Over his left pectoral, right where his dead, immortal heart sat motionless, the skin was completely necrotic. It was a localized epicenter of pure, concentrated rot. From that dark, bruised core, a horrifying network of thick, pitch-black veins spiderwebbed outward. They crawled up his collarbone, snaked down his ribbed torso, and wrapped around his sides like climbing vines made of ink and poison.

The veins pulsed.

They weren't pumping blood. They were pumping the exhaust of my magic. They throbbed with a slow, sickly rhythm, carrying the heavy, toxic sludge I had produced every time I sang a note, every time I cleared the water, every time I used my voice to force the Emperor's court into submission.

"Gods," I choked out, unable to tear my eyes away from the spreading darkness. "Oh, gods."

"The curse requires a dead heart to act as a sponge," Klaus said quietly. He didn't try to cover himself. He stood bare in the freezing room, letting me witness the grotesque reality of his existence. "Queen Ligeia was thorough. She made sure the anchor would draw the rot directly from the source of the magic. Every time a royal Siren hums, the ocean stays clean, and my chest fills with the ash."

I looked up at his face, my vision blurred by tears. "Why didn't you tell me? When I was in the tower, when I was singing to the guards, when I hummed to clear my own lungs... why didn't you stop me?"

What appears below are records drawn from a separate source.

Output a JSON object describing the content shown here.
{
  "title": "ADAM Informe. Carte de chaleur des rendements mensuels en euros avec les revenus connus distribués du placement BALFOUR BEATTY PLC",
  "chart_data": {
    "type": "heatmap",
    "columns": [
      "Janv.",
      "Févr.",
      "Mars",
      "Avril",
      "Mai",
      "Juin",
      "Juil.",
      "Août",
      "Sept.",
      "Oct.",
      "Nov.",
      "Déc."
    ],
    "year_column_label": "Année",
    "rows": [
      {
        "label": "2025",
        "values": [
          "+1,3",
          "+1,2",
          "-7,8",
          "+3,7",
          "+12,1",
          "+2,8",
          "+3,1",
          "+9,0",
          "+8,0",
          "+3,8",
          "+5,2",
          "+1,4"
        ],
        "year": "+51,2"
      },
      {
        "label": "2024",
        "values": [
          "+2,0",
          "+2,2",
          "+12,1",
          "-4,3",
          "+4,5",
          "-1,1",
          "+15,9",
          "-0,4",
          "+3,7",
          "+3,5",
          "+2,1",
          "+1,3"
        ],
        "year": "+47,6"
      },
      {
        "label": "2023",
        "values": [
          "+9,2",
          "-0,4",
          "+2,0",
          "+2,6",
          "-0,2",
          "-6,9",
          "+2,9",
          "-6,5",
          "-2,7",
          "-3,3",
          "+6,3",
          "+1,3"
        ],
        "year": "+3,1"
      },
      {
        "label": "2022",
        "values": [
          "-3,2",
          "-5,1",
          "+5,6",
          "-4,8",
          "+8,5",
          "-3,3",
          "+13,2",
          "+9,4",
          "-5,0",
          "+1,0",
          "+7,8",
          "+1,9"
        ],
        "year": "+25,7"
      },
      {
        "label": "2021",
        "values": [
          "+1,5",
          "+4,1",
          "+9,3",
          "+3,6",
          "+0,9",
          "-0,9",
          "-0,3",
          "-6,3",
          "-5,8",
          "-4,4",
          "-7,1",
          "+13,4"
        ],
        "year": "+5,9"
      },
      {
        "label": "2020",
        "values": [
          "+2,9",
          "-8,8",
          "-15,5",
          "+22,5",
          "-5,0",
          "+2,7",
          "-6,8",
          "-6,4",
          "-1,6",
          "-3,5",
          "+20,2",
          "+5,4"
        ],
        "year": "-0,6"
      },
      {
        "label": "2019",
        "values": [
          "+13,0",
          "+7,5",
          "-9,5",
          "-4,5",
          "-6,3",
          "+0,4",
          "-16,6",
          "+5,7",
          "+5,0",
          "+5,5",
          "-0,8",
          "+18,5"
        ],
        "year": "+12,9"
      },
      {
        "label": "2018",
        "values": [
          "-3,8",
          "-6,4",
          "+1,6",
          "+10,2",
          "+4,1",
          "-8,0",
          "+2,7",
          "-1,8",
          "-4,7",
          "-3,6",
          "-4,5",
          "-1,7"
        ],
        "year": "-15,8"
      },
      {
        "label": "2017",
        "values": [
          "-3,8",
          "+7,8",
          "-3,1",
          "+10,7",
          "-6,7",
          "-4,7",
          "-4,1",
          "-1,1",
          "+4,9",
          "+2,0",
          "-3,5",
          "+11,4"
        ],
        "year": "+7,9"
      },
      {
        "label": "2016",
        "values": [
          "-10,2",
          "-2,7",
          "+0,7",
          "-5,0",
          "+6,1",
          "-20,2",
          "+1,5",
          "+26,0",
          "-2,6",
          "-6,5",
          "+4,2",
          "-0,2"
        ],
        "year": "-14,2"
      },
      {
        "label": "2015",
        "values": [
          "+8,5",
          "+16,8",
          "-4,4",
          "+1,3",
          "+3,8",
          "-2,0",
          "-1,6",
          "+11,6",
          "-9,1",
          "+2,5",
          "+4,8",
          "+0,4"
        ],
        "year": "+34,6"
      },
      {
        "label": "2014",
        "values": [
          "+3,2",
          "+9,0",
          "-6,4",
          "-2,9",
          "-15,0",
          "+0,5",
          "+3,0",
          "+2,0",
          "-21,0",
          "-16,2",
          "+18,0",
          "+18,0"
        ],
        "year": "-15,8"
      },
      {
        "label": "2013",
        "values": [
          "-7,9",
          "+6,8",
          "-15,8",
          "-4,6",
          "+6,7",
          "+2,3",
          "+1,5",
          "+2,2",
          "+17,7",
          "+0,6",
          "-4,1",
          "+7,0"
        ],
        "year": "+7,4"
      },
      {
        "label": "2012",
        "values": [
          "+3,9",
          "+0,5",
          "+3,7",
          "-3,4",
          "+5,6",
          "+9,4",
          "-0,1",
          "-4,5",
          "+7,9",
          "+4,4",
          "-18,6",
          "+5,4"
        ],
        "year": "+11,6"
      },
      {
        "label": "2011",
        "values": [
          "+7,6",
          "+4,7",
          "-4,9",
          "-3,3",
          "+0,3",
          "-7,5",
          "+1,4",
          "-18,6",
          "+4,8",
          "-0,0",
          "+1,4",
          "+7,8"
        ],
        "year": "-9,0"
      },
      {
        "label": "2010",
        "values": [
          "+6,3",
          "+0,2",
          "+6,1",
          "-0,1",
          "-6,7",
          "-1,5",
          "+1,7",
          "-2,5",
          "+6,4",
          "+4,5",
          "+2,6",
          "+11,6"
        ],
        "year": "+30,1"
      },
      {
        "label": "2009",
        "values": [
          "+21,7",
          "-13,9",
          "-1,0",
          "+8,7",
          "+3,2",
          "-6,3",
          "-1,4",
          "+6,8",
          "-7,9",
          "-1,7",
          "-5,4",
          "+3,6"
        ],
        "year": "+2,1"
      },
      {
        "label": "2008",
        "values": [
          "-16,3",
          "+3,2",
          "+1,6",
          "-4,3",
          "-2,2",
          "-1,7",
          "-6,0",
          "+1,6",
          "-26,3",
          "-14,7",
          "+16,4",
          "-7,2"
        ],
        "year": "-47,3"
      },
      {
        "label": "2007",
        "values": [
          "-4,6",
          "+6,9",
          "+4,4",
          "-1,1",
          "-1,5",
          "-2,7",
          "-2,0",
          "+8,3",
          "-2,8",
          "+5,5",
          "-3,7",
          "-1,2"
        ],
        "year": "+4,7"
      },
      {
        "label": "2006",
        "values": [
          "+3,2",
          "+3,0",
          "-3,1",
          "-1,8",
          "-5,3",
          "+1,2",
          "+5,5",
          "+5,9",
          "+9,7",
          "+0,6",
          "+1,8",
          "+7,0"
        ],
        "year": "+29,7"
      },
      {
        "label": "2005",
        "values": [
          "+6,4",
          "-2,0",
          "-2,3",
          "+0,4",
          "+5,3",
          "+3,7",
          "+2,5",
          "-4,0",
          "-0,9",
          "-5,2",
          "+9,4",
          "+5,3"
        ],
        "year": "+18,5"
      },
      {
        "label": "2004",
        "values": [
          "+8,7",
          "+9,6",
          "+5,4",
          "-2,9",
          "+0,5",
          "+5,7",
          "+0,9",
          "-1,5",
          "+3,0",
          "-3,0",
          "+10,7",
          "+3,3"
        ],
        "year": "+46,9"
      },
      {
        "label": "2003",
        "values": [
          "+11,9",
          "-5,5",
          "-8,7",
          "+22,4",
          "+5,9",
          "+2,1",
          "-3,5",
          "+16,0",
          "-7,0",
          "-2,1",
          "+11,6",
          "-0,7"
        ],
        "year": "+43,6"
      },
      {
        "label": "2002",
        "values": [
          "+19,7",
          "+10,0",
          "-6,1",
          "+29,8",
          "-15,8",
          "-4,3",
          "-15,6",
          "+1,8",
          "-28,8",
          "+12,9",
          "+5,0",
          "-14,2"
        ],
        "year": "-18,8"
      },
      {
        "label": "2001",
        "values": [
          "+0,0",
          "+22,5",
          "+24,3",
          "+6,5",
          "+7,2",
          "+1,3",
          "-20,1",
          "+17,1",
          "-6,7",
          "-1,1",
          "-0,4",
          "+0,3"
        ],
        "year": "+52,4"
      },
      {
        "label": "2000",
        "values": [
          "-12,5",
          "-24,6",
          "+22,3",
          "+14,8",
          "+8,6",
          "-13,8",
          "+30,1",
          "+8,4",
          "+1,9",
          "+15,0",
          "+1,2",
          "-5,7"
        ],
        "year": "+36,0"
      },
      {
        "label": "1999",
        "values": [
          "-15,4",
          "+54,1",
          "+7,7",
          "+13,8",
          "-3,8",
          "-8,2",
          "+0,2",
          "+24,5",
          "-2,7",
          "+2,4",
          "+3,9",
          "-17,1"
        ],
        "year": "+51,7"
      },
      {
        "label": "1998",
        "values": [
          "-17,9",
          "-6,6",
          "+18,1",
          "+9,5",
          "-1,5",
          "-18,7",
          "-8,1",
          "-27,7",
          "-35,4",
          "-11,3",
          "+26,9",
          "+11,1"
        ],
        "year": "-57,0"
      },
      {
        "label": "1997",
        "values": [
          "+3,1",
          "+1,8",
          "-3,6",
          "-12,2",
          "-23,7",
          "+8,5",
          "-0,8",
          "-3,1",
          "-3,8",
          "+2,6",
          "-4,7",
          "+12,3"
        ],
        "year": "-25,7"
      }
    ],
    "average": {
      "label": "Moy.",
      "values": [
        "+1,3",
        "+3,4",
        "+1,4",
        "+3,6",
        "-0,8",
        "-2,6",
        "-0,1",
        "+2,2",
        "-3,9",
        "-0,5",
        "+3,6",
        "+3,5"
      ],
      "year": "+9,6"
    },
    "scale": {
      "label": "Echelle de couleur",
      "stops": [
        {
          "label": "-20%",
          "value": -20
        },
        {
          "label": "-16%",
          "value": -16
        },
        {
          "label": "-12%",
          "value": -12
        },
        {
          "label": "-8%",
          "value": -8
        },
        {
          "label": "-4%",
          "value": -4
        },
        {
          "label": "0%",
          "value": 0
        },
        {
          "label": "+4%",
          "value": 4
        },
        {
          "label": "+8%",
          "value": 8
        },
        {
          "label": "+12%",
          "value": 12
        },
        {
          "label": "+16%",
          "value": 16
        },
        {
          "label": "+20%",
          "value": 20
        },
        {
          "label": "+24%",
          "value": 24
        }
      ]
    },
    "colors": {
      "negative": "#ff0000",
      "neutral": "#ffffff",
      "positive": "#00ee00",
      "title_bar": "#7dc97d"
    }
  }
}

"Because you were dying," he whispered, stepping toward me. The floorboards groaned beneath his weight. "When the Blight hit the surface, you were choking on it. If I had stopped you from using your voice, the rot would have settled in your own lungs. You would have turned to ink in a matter of days."

"So you let it kill you instead?" I cried, my voice echoing off the stone walls. "You let me use you as a waste-pit? I hated you! I looked at you and called you a monster while I was literally injecting poison into your veins!"